Martino compense le déséquilibre de son scénario par un érotisme exacerbé et un sadisme tout à fait jouissif au détour de quelques meurtres le plus souvent prodigués à l'aide d'un rasoir. Tourné entre Vienne et l'Espagne, soutenu par un très beau thème musical signé Nina Orlandi, Lo strano vizio della signora Wardh doit également beaucoup à son interprète principale, Edwige Fenech, dont Martino filme le corps nu aussi souvent qu'il le peut. A quelques années des sexy comédies qui feront sa renommée, Edwige, belle et fragile même si elle n'a pas le coté candide de Carroll Baker, porte ce thriller sur ses robustes épaules aux cotés de l'argentin George Hilton avec qui elle formera à l'écran le temps de quatre autres films le couple idéal.
On notera également au générique la présence de talentueux noms tels que Alberto De Mendoza, Carlo Alighiero ainsi que Ivan Rassimov dont le charisme et le regard de glace n'auront jamais aussi bien été utilisés au cinéma.
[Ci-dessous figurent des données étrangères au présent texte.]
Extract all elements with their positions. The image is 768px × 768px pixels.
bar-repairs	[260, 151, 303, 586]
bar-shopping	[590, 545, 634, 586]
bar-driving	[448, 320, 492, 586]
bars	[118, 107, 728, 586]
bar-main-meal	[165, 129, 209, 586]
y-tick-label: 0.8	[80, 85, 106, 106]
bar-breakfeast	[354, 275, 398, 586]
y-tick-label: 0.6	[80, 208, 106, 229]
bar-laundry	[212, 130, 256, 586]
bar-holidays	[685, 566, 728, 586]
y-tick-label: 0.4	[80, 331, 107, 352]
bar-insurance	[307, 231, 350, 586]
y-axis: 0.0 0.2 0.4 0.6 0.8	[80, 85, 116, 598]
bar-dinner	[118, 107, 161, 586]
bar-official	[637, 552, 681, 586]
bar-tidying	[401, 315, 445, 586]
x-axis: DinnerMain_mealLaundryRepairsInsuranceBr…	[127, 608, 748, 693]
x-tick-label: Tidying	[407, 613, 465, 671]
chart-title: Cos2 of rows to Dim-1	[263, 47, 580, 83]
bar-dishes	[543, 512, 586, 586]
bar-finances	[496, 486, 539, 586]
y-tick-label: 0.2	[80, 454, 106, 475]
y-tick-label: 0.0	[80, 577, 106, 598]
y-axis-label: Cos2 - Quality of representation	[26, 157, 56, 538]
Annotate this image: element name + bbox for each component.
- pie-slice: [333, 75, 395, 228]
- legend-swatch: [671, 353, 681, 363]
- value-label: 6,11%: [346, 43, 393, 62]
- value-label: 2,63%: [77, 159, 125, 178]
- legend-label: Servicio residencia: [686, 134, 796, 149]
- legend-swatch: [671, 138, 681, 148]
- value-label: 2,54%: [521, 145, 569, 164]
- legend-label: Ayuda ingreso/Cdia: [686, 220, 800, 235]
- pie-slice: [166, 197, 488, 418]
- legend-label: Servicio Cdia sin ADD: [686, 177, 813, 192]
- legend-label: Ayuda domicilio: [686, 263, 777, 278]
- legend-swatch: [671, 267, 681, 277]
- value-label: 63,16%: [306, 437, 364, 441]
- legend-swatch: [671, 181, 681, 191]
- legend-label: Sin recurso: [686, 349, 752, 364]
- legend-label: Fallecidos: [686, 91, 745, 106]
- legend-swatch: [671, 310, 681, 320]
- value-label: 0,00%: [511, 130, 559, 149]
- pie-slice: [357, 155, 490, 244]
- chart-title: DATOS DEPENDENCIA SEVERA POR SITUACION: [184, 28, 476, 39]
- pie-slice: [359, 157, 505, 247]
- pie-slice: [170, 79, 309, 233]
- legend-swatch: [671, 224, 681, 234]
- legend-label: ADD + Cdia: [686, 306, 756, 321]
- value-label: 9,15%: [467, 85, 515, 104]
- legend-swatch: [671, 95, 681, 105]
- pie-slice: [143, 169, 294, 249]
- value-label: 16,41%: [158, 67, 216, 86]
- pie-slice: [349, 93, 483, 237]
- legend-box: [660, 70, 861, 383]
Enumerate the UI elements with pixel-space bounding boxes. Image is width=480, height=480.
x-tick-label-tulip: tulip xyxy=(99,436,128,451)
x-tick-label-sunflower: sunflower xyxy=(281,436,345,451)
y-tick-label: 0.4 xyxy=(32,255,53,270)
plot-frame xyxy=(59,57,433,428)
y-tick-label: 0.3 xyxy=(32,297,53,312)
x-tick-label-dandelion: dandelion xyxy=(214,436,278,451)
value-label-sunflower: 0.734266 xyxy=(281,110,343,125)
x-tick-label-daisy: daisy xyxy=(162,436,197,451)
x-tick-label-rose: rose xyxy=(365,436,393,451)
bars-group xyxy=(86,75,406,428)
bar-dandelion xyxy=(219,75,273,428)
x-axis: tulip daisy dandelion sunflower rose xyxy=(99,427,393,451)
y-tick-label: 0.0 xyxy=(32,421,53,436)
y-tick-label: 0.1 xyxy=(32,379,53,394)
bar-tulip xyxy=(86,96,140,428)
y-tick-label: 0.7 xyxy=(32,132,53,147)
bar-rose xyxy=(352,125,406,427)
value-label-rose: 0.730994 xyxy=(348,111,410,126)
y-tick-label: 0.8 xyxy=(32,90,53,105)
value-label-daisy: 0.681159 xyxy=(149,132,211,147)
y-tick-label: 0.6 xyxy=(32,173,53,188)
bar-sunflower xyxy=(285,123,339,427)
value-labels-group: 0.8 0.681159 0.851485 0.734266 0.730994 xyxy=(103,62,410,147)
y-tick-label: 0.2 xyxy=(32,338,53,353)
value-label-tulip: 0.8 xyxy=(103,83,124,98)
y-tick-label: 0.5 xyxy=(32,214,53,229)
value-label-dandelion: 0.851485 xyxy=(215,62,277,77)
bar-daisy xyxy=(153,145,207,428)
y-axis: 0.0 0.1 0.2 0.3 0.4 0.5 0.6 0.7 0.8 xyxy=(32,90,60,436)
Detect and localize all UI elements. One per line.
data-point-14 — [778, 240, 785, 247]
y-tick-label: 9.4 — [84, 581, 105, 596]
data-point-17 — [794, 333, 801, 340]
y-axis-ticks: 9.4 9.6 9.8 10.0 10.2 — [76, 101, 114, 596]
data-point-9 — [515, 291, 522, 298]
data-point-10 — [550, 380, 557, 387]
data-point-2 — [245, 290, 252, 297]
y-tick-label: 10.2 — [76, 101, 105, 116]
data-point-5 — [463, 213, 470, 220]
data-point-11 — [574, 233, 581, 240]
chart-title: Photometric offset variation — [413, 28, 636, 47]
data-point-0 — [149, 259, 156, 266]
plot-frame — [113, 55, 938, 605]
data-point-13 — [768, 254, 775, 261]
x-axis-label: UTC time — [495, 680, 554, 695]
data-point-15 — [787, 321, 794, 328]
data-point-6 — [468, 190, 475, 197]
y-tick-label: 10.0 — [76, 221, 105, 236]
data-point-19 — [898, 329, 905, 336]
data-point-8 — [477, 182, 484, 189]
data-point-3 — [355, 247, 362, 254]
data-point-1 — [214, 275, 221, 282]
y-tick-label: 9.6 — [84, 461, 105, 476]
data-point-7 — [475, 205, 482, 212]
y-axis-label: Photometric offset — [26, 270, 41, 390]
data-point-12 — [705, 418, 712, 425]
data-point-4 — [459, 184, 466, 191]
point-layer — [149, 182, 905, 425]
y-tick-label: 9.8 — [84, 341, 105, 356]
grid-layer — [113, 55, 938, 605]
Quant à la blonde et enjouée Conchita Airoldi, épouse du producteur, c'était là son premier rôle au cinéma.
Certes moins carré que Tutti i colori del buio bien que lui étant supérieur au niveau ambiant, Lo strano vizio della signora Wardh et son final à tiroirs un peu grossier que l'amateur aura assez facilement décelé n'en reste pas moins un bon et honnête giallo, attachant et fort bien rythmé.
Chose amusante, l'amateur au vu du petit mot que l'ex-amant de julie lui laisse "Ton vice est une pièce fermée dont moi seul ait la clé" pensera immédiatement au troisième giallo du réalisateur qui porte justement ce titre. Si elle fait référence à Freud, l'expression fut pourtant inventée par Martino à des fins commerciales afin de lancer au mieux le film, une pratique alors courante dans le monde du cinéma de genre italien. Elle devait être au départ attribuée au Venin de la peur de Lucio Fulci.